Yes, she enjoys these mysteries as much as I do, and we enjoy watching them together. Only there is one difference between us.
When people say everybody is equal, they obviously have not met the Gracious Mistress of the Parsonage. If there is ever a day, I thought I was equal to her, that was the worst day of my life.
No matter what the problem, she can solve it. She solves problems while I, on the other hand, have a talent for creating problems.
A few nights ago, I got up in the middle of the night to go to the bathroom, as I normally do 150 times a night. As I left the bathroom, I slipped and grabbed hold of the towel rack on the wall. I do not have to tell you what happened.
There was this loud noise, I crashed to the floor, and then the voice from the bedroom said, “What have you broken now?”
It certainly was not a mystery because she knew exactly what had happened before it happened and how she does that; I am not sure.

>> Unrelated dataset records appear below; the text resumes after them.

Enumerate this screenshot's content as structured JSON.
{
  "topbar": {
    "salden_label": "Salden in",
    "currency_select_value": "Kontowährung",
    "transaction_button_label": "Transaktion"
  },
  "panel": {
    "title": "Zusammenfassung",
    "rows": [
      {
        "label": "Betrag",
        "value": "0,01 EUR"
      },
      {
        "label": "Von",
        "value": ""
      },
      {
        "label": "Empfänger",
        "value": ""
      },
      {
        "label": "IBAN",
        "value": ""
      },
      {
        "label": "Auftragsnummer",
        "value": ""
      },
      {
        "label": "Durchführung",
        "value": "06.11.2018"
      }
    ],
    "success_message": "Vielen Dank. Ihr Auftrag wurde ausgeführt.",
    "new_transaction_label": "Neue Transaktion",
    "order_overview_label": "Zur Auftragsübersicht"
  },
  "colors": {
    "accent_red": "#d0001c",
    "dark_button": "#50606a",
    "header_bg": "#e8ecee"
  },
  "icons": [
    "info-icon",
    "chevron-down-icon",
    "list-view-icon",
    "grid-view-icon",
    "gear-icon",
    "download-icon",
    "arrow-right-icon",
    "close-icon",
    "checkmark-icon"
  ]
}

She went to the bathroom, saw the mess I had made, simply shook her head, and went back to bed. The next day, of course, she fixed it—no mystery about that.
If my wife cannot fix it, our house's motto is, it cannot be broken.
Getting back to those movie mysteries.
For example, the other night, we watched this fascinating mystery, "The Midsomer Murders,” a British production.
The program began with a murder. The murderer is not revealed at the beginning, and the rest of the program is trying to solve that mystery of who murdered that person.
When we start watching these kinds of mysteries, I try to get ahead of the story and guess who the murderer is. I want to get it before my wife figures it out.
As soon as I think I have figured it out, I present it to my wife. "That man right there is the one who committed the crime."
No sooner do I say this when across the room comes a mysterious little chuckle. I know where it's coming from, and so I look at her and say, "Do you think I'm right?" Of course, I'm waiting for an affirmative answer.
"No," she says, chuckling, "it's that lady there in the blue dress."
There was just no way possible that that person could have been the one to commit the crime. None of the evidence in the story pointed to her.
I laughed at her and said, “Oh, you got that one wrong.”
"Do you want to bet," she said, staring at me?
I laughed and said, “I sure do, because I’m right this time.”
“What do you want to bet?” She challenged me.
“How about a quarter?”
She looked at me, slowly shook her head, and then put forth this proposal.
"If I win, you will have to give up eating apple fritters for a whole month." That was her proposal.
“And if I win,” I said back to her, “I get to eat an apple fritter every day.”
We both agreed to those terms, and both of us were smiling. I think she thought she had her wager in the bag. Whereas I knew, I had it down pat.
As we continued watching this mystery, the lady in the blue dress seemed to be out of the picture. The man I picked out seemed to collect more evidence to put him in a sure place of conviction.
I was smiling, and I would glance at her and see she was smiling back at me.
In the last scene, everything seemed to turn. All the evidence that pointed to my person fell through the floor. Suddenly, the lady in the blue dress appears to be the murderer. Evidence after evidence piled up in her direction until finally, she was arrested.
"Well," my wife said a little more dramatic than I appreciated, "I guess you’re giving up your apple fritters for the next month." Then, she laughed.
I thought about what Solomon said, “Whoso boasteth himself of a false gift is like clouds and wind without rain” (Proverbs 25:14).
I believe the biggest mystery in life is with the person who thinks they know everything.